The Kerry-Boxer bill is broadly similar to the Waxman-Markey bill except that it proposes an even tighter target for US emissions cuts – 20 per cent on a 2005 baseline by 2020. But there is now no way it can complete its passage through the Senate before the Copenhagen conference, leaving Obama with an acute dilemma.

Does he put "US numbers", as the jargon has it, for emissions cuts and financial aid, on the negotiating table at Copenhagen off his own bat, before the Senate has agreed them?
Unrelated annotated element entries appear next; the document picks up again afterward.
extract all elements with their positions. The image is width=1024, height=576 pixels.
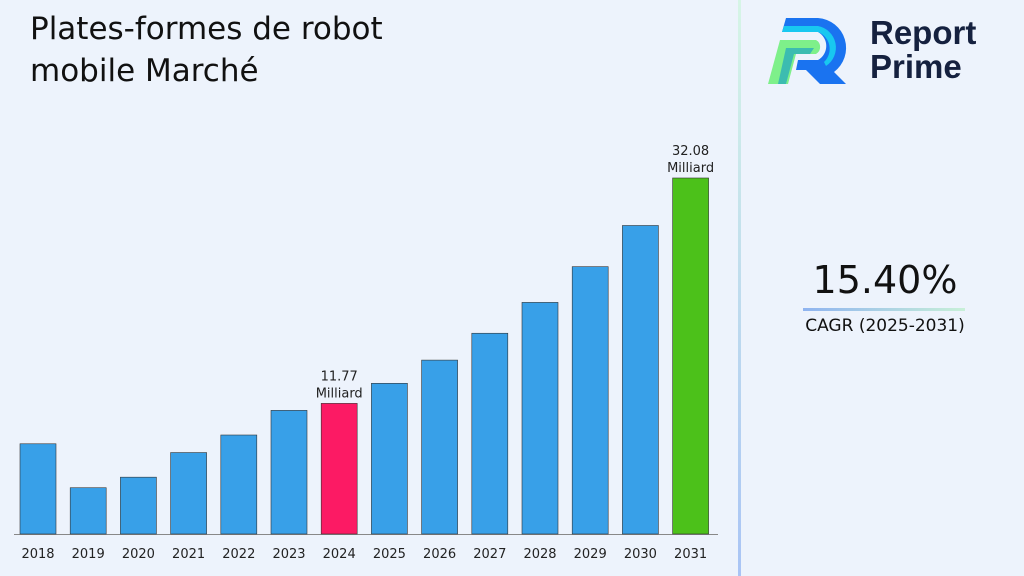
bar-2018 — [19, 443, 57, 535]
cagr-underline — [803, 308, 965, 311]
x-tick-label-2028: 2028 — [523, 547, 556, 562]
x-tick-label-2022: 2022 — [222, 547, 255, 562]
x-tick-label-2026: 2026 — [423, 547, 456, 562]
logo-text-line2: Prime — [870, 48, 962, 85]
x-tick-label-2018: 2018 — [21, 547, 54, 562]
x-tick-label-2029: 2029 — [574, 547, 607, 562]
x-tick-label-2019: 2019 — [72, 547, 105, 562]
logo-text-line1: Report — [870, 14, 977, 51]
cagr-label: CAGR (2025-2031) — [805, 316, 965, 336]
logo-icon — [768, 18, 847, 84]
bar-2021 — [170, 452, 207, 535]
data-label-value-2031: 32.08 — [672, 144, 709, 159]
bar-2029 — [571, 266, 609, 535]
bar-2020 — [120, 476, 157, 535]
bar-2025 — [371, 382, 408, 535]
bar-2022 — [220, 434, 258, 535]
bar-2031 — [672, 177, 709, 535]
data-label-unit-2024: Milliard — [316, 386, 363, 401]
x-tick-label-2021: 2021 — [172, 547, 205, 562]
bar-chart: 2018 2019 2020 2021 2022 2023 2024 11.77 Milliar… — [14, 144, 718, 562]
x-tick-label-2024: 2024 — [323, 547, 356, 562]
cagr-value: 15.40% — [812, 258, 958, 302]
x-tick-label-2020: 2020 — [122, 547, 155, 562]
chart-title: Plates-formes de robot mobile Marché — [30, 11, 383, 89]
bar-2030 — [622, 225, 659, 535]
bar-2019 — [69, 487, 107, 535]
bar-2023 — [270, 410, 308, 535]
bar-2024 — [320, 403, 358, 535]
x-tick-label-2030: 2030 — [624, 547, 657, 562]
bar-2026 — [421, 359, 458, 535]
bar-2027 — [471, 332, 509, 535]
bar-2028 — [521, 302, 559, 535]
data-label-value-2024: 11.77 — [321, 369, 358, 384]
divider — [738, 0, 741, 576]
x-tick-label-2025: 2025 — [373, 547, 406, 562]
report-prime-logo: Report Prime — [766, 14, 976, 86]
x-tick-label-2027: 2027 — [473, 547, 506, 562]
x-tick-label-2023: 2023 — [272, 547, 305, 562]
x-tick-label-2031: 2031 — [674, 547, 707, 562]
data-label-unit-2031: Milliard — [667, 161, 714, 176]
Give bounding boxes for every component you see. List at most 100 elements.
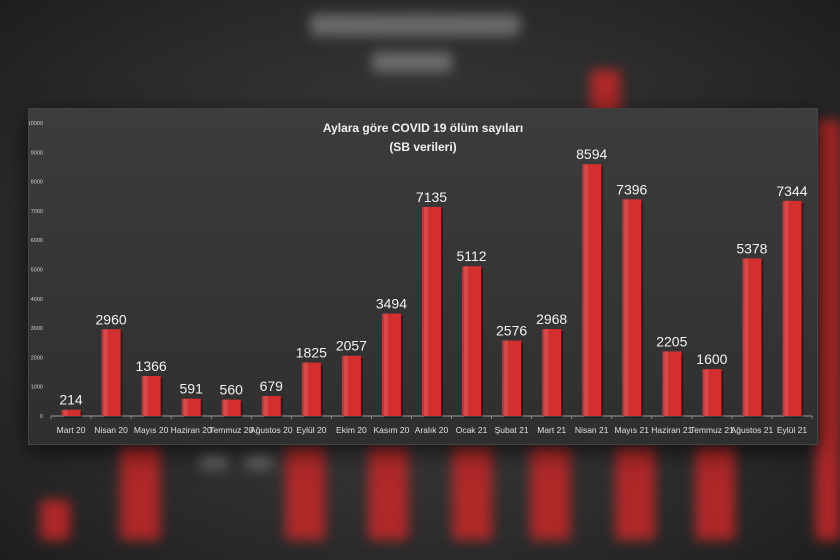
- blurred-bar: [452, 445, 492, 540]
- bar-highlight: [584, 164, 589, 416]
- y-tick-label: 7000: [31, 209, 43, 215]
- bar-highlight: [464, 266, 469, 416]
- chart-title: Aylara göre COVID 19 ölüm sayıları: [322, 121, 524, 135]
- y-tick-label: 3000: [31, 326, 43, 332]
- bar: [702, 369, 722, 416]
- bar: [221, 399, 241, 416]
- chart-card: Aylara göre COVID 19 ölüm sayıları (SB v…: [28, 108, 818, 445]
- bar: [742, 258, 762, 416]
- blurred-bar: [120, 445, 160, 540]
- chart-subtitle: (SB verileri): [389, 140, 457, 154]
- x-tick-label: Mayıs 20: [134, 425, 169, 435]
- blurred-bar: [695, 445, 735, 540]
- bar-highlight: [424, 206, 428, 416]
- x-tick-label: Mart 21: [537, 425, 566, 435]
- blurred-bar: [815, 120, 840, 540]
- bar-highlight: [784, 200, 789, 416]
- bar-highlight: [263, 396, 268, 416]
- y-tick-label: 10000: [29, 121, 43, 127]
- y-tick-label: 6000: [31, 238, 43, 244]
- x-tick-label: Haziran 21: [651, 425, 692, 435]
- bar-highlight: [504, 340, 509, 416]
- x-tick-label: Eylül 20: [296, 425, 327, 435]
- bar-highlight: [223, 399, 228, 416]
- y-tick-label: 9000: [31, 150, 43, 156]
- bar: [141, 375, 161, 416]
- data-label: 5378: [736, 240, 767, 256]
- bar-highlight: [624, 199, 629, 416]
- bar: [301, 362, 321, 416]
- bar-highlight: [183, 398, 188, 416]
- x-tick-label: Nisan 20: [94, 425, 128, 435]
- data-label: 591: [180, 381, 204, 397]
- bar: [502, 340, 522, 416]
- data-label: 679: [260, 378, 284, 394]
- data-label: 2205: [656, 333, 687, 349]
- bar: [782, 200, 802, 416]
- bar: [542, 329, 562, 416]
- y-tick-label: 5000: [31, 268, 43, 274]
- bar-chart: 0 1000 2000 3000 4000 5000 6000 7000 8000 9000 100…: [29, 121, 813, 435]
- x-tick-label: Ekim 20: [336, 425, 367, 435]
- bar-highlight: [744, 258, 749, 416]
- blurred-subtitle: [372, 52, 452, 72]
- data-label: 7396: [616, 181, 647, 197]
- x-tick-label: Mart 20: [57, 425, 86, 435]
- bar: [422, 206, 441, 416]
- bar: [582, 164, 602, 416]
- data-label: 7135: [416, 189, 447, 205]
- blurred-bar: [40, 500, 70, 540]
- bar-highlight: [343, 355, 348, 416]
- blurred-bar: [285, 445, 325, 540]
- data-label: 2968: [536, 311, 567, 327]
- x-tick-label: Temmuz 20: [209, 425, 253, 435]
- blurred-label: [245, 455, 273, 469]
- bar: [341, 355, 361, 416]
- bar: [622, 199, 642, 416]
- y-tick-label: 8000: [31, 180, 43, 186]
- bar: [261, 396, 281, 416]
- y-tick-label: 4000: [31, 297, 43, 303]
- data-label: 214: [59, 392, 83, 408]
- x-tick-label: Temmuz 21: [690, 425, 734, 435]
- data-label: 560: [220, 382, 244, 398]
- x-tick-label: Kasım 20: [373, 425, 409, 435]
- data-label: 2576: [496, 323, 527, 339]
- data-label: 2057: [336, 338, 367, 354]
- bar: [662, 351, 682, 416]
- data-label: 1366: [136, 358, 167, 374]
- y-tick-label: 1000: [31, 385, 43, 391]
- bar: [61, 409, 81, 416]
- x-tick-label: Eylül 21: [777, 425, 808, 435]
- x-tick-label: Mayıs 21: [615, 425, 650, 435]
- bar-highlight: [664, 351, 669, 416]
- data-label: 8594: [576, 146, 607, 162]
- data-label: 7344: [776, 183, 807, 199]
- blurred-bar: [368, 445, 408, 540]
- bar: [381, 313, 401, 416]
- blurred-title: [310, 14, 520, 36]
- data-label: 1825: [296, 345, 327, 361]
- bar-highlight: [704, 369, 709, 416]
- x-tick-label: Ağustos 20: [250, 425, 293, 435]
- x-tick-label: Haziran 20: [171, 425, 212, 435]
- x-tick-label: Nisan 21: [575, 425, 609, 435]
- x-tick-label: Ağustos 21: [731, 425, 774, 435]
- x-tick-label: Şubat 21: [495, 425, 529, 435]
- x-tick-label: Aralık 20: [415, 425, 449, 435]
- data-label: 2960: [96, 311, 127, 327]
- y-tick-label: 2000: [31, 355, 43, 361]
- bar-highlight: [383, 313, 388, 416]
- bar-highlight: [544, 329, 549, 416]
- bar-highlight: [63, 409, 68, 416]
- data-label: 1600: [696, 351, 727, 367]
- data-label: 3494: [376, 296, 407, 312]
- y-tick-label: 0: [40, 414, 43, 420]
- bar-highlight: [143, 375, 148, 416]
- blurred-bar: [530, 445, 570, 540]
- blurred-label: [200, 455, 228, 469]
- x-tick-label: Ocak 21: [456, 425, 488, 435]
- bar-highlight: [303, 362, 308, 416]
- bar: [462, 266, 482, 416]
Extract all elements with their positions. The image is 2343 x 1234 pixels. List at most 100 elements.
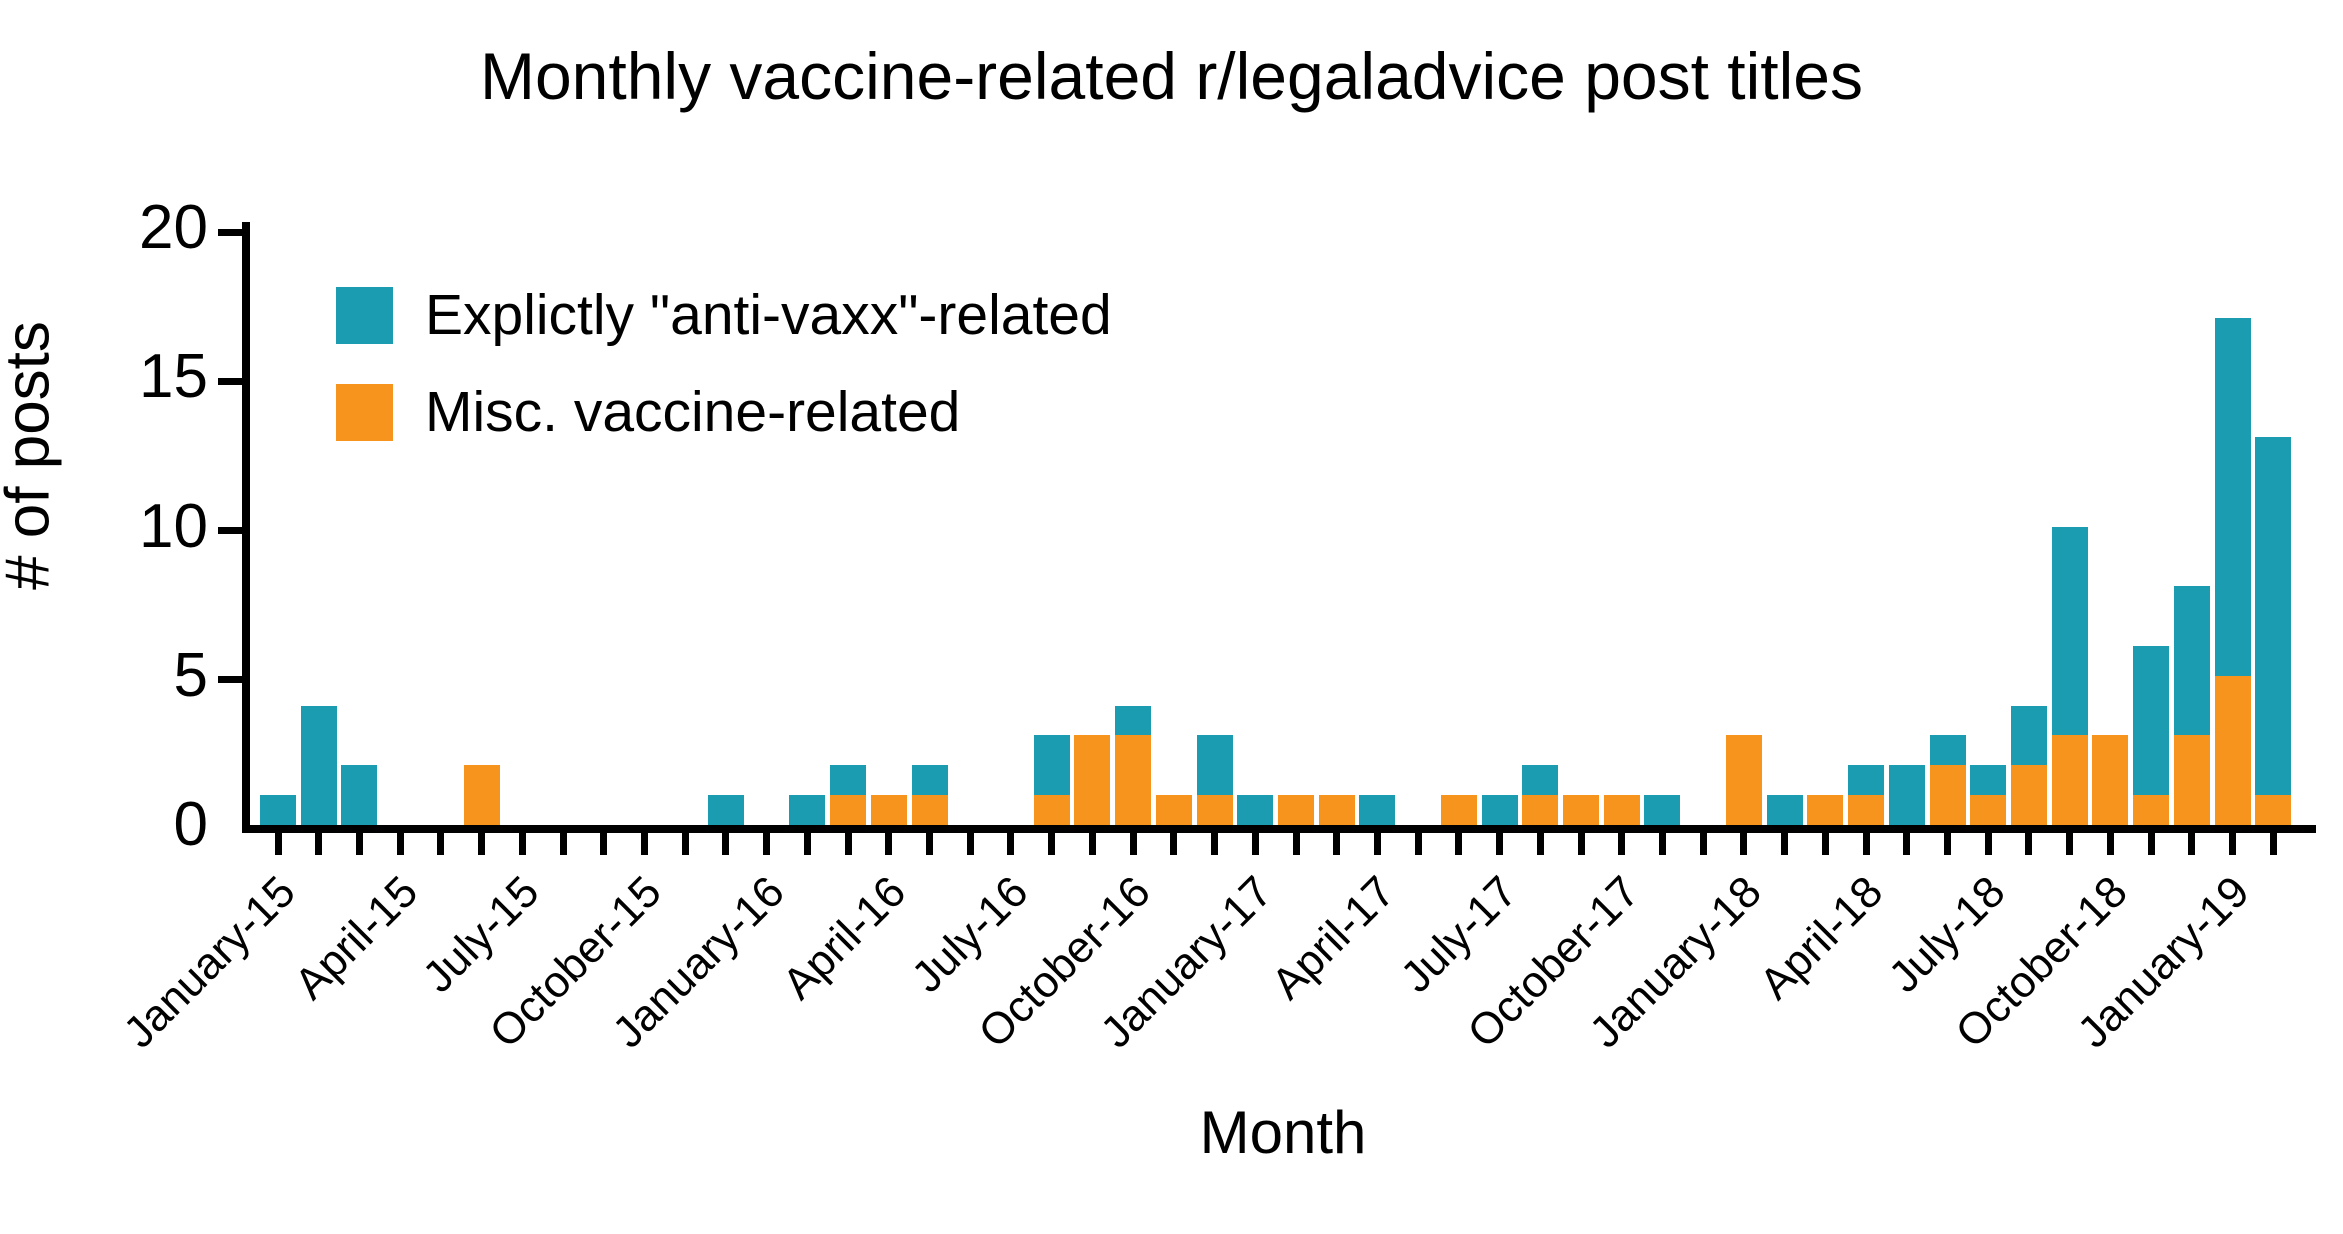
x-tick — [600, 833, 608, 855]
bar-segment-anti-vaxx — [341, 765, 378, 825]
x-tick-label: April-17 — [1262, 867, 1405, 1009]
x-tick — [2106, 833, 2114, 855]
bar-segment-misc — [1196, 795, 1233, 825]
bar-segment-misc — [1970, 795, 2007, 825]
x-tick — [2269, 833, 2277, 855]
bar-segment-misc — [1725, 735, 1762, 825]
x-tick — [2188, 833, 2196, 855]
y-tick — [218, 676, 242, 684]
bar-segment-anti-vaxx — [2173, 586, 2210, 736]
bar-segment-misc — [2133, 795, 2170, 825]
legend-item-anti-vaxx: Explictly "anti-vaxx"-related — [336, 282, 1112, 348]
x-tick — [1536, 833, 1544, 855]
legend-label-anti-vaxx: Explictly "anti-vaxx"-related — [425, 283, 1112, 347]
bar-segment-misc — [2051, 735, 2088, 825]
bar-segment-misc — [1033, 795, 1070, 825]
bar-segment-misc — [1074, 735, 1111, 825]
bar-segment-misc — [1522, 795, 1559, 825]
x-tick — [1577, 833, 1585, 855]
bar-segment-anti-vaxx — [2010, 705, 2047, 766]
x-tick — [966, 833, 974, 855]
bar-segment-anti-vaxx — [1888, 765, 1925, 825]
x-tick — [803, 833, 811, 855]
x-tick — [315, 833, 323, 855]
legend-swatch-anti-vaxx-icon — [336, 286, 393, 344]
bar-segment-anti-vaxx — [2051, 526, 2088, 736]
bar-segment-misc — [463, 765, 500, 825]
x-tick — [1699, 833, 1707, 855]
bar-segment-misc — [2214, 675, 2251, 825]
x-tick — [763, 833, 771, 855]
bar-segment-anti-vaxx — [1237, 795, 1274, 825]
bar-segment-anti-vaxx — [2255, 436, 2292, 796]
bar-segment-anti-vaxx — [1970, 765, 2007, 796]
legend-label-misc: Misc. vaccine-related — [425, 380, 961, 444]
x-tick — [559, 833, 567, 855]
bar-segment-misc — [1563, 795, 1600, 825]
bar-segment-anti-vaxx — [260, 795, 296, 825]
bar-segment-anti-vaxx — [2133, 645, 2170, 796]
bar-segment-anti-vaxx — [1766, 795, 1803, 825]
x-tick — [1333, 833, 1341, 855]
x-tick — [274, 833, 282, 855]
chart-title: Monthly vaccine-related r/legaladvice po… — [479, 39, 1863, 113]
x-tick — [722, 833, 730, 855]
bar-segment-anti-vaxx — [707, 795, 744, 825]
x-tick — [1781, 833, 1789, 855]
bar-segment-misc — [830, 795, 867, 825]
bar-segment-anti-vaxx — [911, 765, 948, 796]
bar-segment-misc — [1278, 795, 1314, 825]
bar-segment-anti-vaxx — [2214, 317, 2251, 676]
x-tick — [1944, 833, 1952, 855]
y-tick-label: 0 — [173, 790, 208, 859]
x-tick — [1414, 833, 1422, 855]
x-tick-label: April-18 — [1750, 867, 1893, 1009]
x-tick — [885, 833, 893, 855]
bar-segment-anti-vaxx — [830, 765, 867, 796]
bar-segment-anti-vaxx — [1848, 765, 1885, 796]
x-tick — [681, 833, 689, 855]
y-axis-line — [242, 222, 250, 833]
x-tick — [1088, 833, 1096, 855]
x-tick — [478, 833, 486, 855]
x-tick — [1658, 833, 1666, 855]
legend-item-misc: Misc. vaccine-related — [336, 379, 1112, 445]
x-tick — [640, 833, 648, 855]
x-tick — [1455, 833, 1463, 855]
bar-segment-misc — [2173, 735, 2210, 825]
x-tick — [355, 833, 363, 855]
x-tick — [1618, 833, 1626, 855]
bar-segment-misc — [1807, 795, 1844, 825]
x-tick — [926, 833, 934, 855]
x-tick — [1984, 833, 1992, 855]
bar-segment-misc — [870, 795, 907, 825]
legend: Explictly "anti-vaxx"-related Misc. vacc… — [336, 282, 1112, 476]
bar-segment-misc — [1929, 765, 1966, 825]
x-tick — [2147, 833, 2155, 855]
x-tick — [1211, 833, 1219, 855]
x-tick — [1048, 833, 1056, 855]
x-tick — [844, 833, 852, 855]
bar-segment-anti-vaxx — [789, 795, 826, 825]
bar-segment-anti-vaxx — [300, 705, 337, 825]
x-tick — [1251, 833, 1259, 855]
bar-segment-anti-vaxx — [1522, 765, 1559, 796]
bar-segment-misc — [911, 795, 948, 825]
bar-segment-anti-vaxx — [1481, 795, 1518, 825]
x-tick — [1496, 833, 1504, 855]
bar-segment-anti-vaxx — [1196, 735, 1233, 796]
bar-segment-misc — [1440, 795, 1477, 825]
bar-segment-misc — [1318, 795, 1355, 825]
x-tick — [1903, 833, 1911, 855]
bar-segment-misc — [2255, 795, 2292, 825]
y-axis-title: # of posts — [0, 321, 63, 590]
x-tick-label: April-15 — [284, 867, 427, 1009]
x-tick — [2229, 833, 2237, 855]
x-tick — [1007, 833, 1015, 855]
bar-segment-anti-vaxx — [1033, 735, 1070, 796]
x-axis-line — [242, 825, 2316, 833]
x-tick — [1129, 833, 1137, 855]
x-tick-label: January-15 — [114, 867, 305, 1058]
x-tick — [1740, 833, 1748, 855]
He is constitutionally entitled to do so, but, if he does, he may be seen by Senators as overstepping the mark and the legislation may fail to get through. "In the end, he can only deliver with Congress's support, and he cannot afford to undermine that," said Elliot Diringer, vice-president for international strategies of the Washington-based Pew Center on Global Climate Change. "He can only act if he is highly confident that he won't spoil the prospects of legislation."

But if he does not act, it is unlikely that other countries will agree to make binding commitments in the Danish capital. "Without the US numbers, the prospects for any agreement are low," Elliot Diringer said.

It's a vital, difficult and lonely decision – the buck stops on Obama's desk in the Oval office. And in the next three weeks, he has to make it.